If you’re calling to lie . . .

Here’s the (alleged) answering machine message at a school in Australia.

About Joanne


  1. Richard Nieporent says:

    Fantastic! If only this can be done for real!

  2. This has been circulating for years.

  3. I’m sorry Joanne, but this is a hoax. Please check out the link below if you wish to get verification about it’s status as a hoax. The origin can be traced back to a school district in California where the community was upset by an ultra strict attendance policy. The creators were poking fun at the school district and it’s attitudes towards it’s students.


    or link here

    I’m disappointed that this piece of garbage made it to your blog, especially the bit about “if you want options in another language option, then move to a country that speaks it”

    I promise to check my sources and verify the content that I put out on my blog and I’d hope you would to. This piece is meant to shame schools and educators! I’m sorry for such a tough response, but I hope you reconsider this post and remove it.

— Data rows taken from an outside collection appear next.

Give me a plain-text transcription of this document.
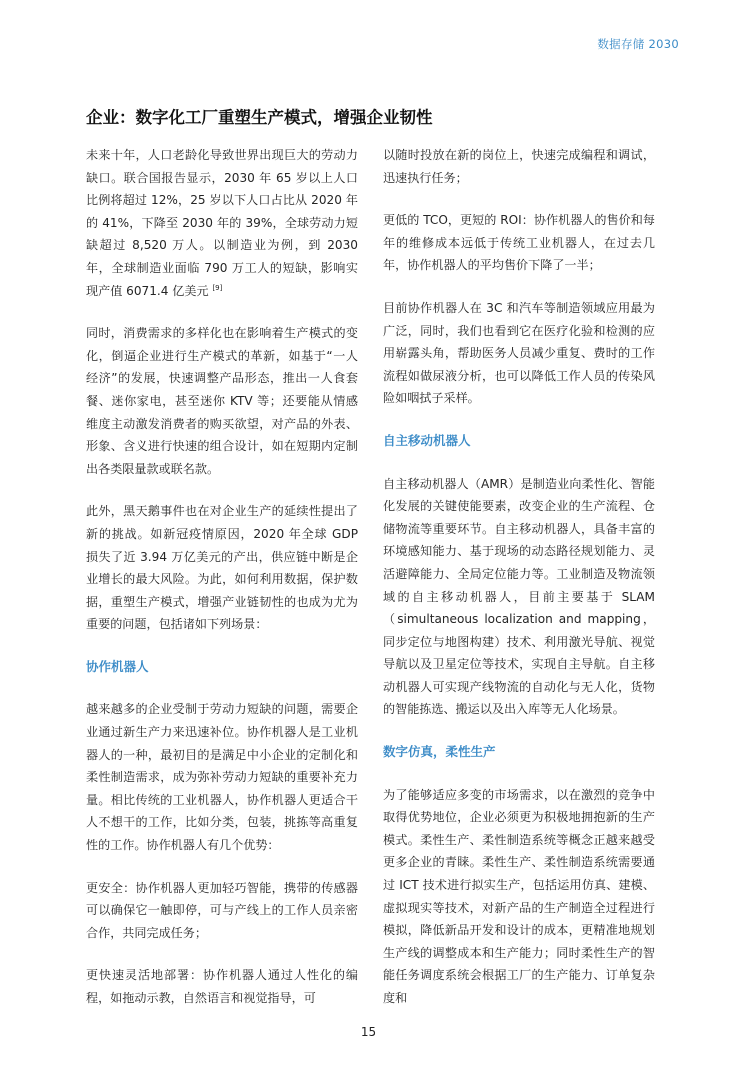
数据存储 2030
企业：数字化工厂重塑生产模式，增强企业韧性

未来十年，人口老龄化导致世界出现巨大的劳动力缺口。联合国报告显示，2030 年 65 岁以上人口比例将超过 12%，25 岁以下人口占比从 2020 年的 41%，下降至 2030 年的 39%，全球劳动力短缺超过 8,520 万人。以制造业为例，到 2030 年，全球制造业面临 790 万工人的短缺，影响实现产值 6071.4 亿美元 [9]

同时，消费需求的多样化也在影响着生产模式的变化，倒逼企业进行生产模式的革新，如基于“一人经济”的发展，快速调整产品形态，推出一人食套餐、迷你家电，甚至迷你 KTV 等；还要能从情感维度主动激发消费者的购买欲望，对产品的外表、形象、含义进行快速的组合设计，如在短期内定制出各类限量款或联名款。

此外，黑天鹅事件也在对企业生产的延续性提出了新的挑战。如新冠疫情原因，2020 年全球 GDP 损失了近 3.94 万亿美元的产出，供应链中断是企业增长的最大风险。为此，如何利用数据，保护数据，重塑生产模式，增强产业链韧性的也成为尤为重要的问题，包括诸如下列场景：

协作机器人

越来越多的企业受制于劳动力短缺的问题，需要企业通过新生产力来迅速补位。协作机器人是工业机器人的一种，最初目的是满足中小企业的定制化和柔性制造需求，成为弥补劳动力短缺的重要补充力量。相比传统的工业机器人，协作机器人更适合干人不想干的工作，比如分类，包装，挑拣等高重复性的工作。协作机器人有几个优势：

更安全：协作机器人更加轻巧智能，携带的传感器可以确保它一触即停，可与产线上的工作人员亲密合作，共同完成任务；

更快速灵活地部署：协作机器人通过人性化的编程，如拖动示教，自然语言和视觉指导，可

以随时投放在新的岗位上，快速完成编程和调试，迅速执行任务；

更低的 TCO，更短的 ROI：协作机器人的售价和每年的维修成本远低于传统工业机器人，在过去几年，协作机器人的平均售价下降了一半；

目前协作机器人在 3C 和汽车等制造领域应用最为广泛，同时，我们也看到它在医疗化验和检测的应用崭露头角，帮助医务人员减少重复、费时的工作流程如做尿液分析，也可以降低工作人员的传染风险如咽拭子采样。

自主移动机器人

自主移动机器人（AMR）是制造业向柔性化、智能化发展的关键使能要素，改变企业的生产流程、仓储物流等重要环节。自主移动机器人，具备丰富的环境感知能力、基于现场的动态路径规划能力、灵活避障能力、全局定位能力等。工业制造及物流领域的自主移动机器人，目前主要基于 SLAM（simultaneous localization and mapping，同步定位与地图构建）技术、利用激光导航、视觉导航以及卫星定位等技术，实现自主导航。自主移动机器人可实现产线物流的自动化与无人化，货物的智能拣选、搬运以及出入库等无人化场景。

数字仿真，柔性生产

为了能够适应多变的市场需求，以在激烈的竞争中取得优势地位，企业必须更为积极地拥抱新的生产模式。柔性生产、柔性制造系统等概念正越来越受更多企业的青睐。柔性生产、柔性制造系统需要通过 ICT 技术进行拟实生产，包括运用仿真、建模、虚拟现实等技术，对新产品的生产制造全过程进行模拟，降低新品开发和设计的成本，更精准地规划生产线的调整成本和生产能力；同时柔性生产的智能任务调度系统会根据工厂的生产能力、订单复杂度和

15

    Looking forward to excellent reading into the future,

    -Jim Ellis

  4. Richard Nieporent says:

    Some people have no sense of humor. I am sure that Joanne understood that it wasn’t real, hence her use of the word alleged before the link. Just because you don’t like it, don’t accuse Joanne of being credulous.

  5. I did put the “alleged” there for a reason.

    I’m surprised you see this as a hit on schools and educators, Jim. I saw it as making fun of parents.

  6. Patrick Bassett (President, National Association of Independent Schools) has been using this in talks for over a year.

    My take in January 2010:


    “Even though it’s a hoax, it’s so popular because it captures the frustrations many teachers and school officials feel from “my child is a special snowflake” parents — you know, the turbo-jet attack helicopter kind.”

  7. Alright, I can take a joke. I can see where there are places that I could teach that would be relatively homogeneous culturally, religiously, or ethnically. It could then have joking qualities for sure.

    So, to put a little perspective on why I feel this post should come down you have to understand where I’ve taught. In the heavy Mexican immigrant attended schools of Phoenix, AZ you will find sharp divisions between the Native USA citizen teacher population, largely white, and that of the community it serves.

    Several times between 2003-2007 this link (and it’s original cousin) were used to stoke dislike for students and their families that was always just beneath the surface. These videos help validate these teacher feelings of dislike for their students and create a riff between teachers and certainly don’t aid relations between the school and the community it aims to serve. These pieces in aggregate have an eroding effect of school culture, collegiality and congeniality.

    It that were not enough, do look at the snopes hoax article where it clearly states that this original piece was created by a community upset with the school and their policies. It’s design it to poke fun at educators. Granted it has been re-purposed to do the exact opposite.

    Joanne, you see this as a hoax, but that makes fun of parents. OK, fine. We agree to that premise, but we don’t agree as to the effect pieces like this have when distributed in schools. Do you think making fun of parents in your blog is constructive? Imagine one teacher passing this around to an entire school staff with one click. Imagine that school struggles to connect with it’s community and that problems are mounting. This link will not aid anyone, but corrode.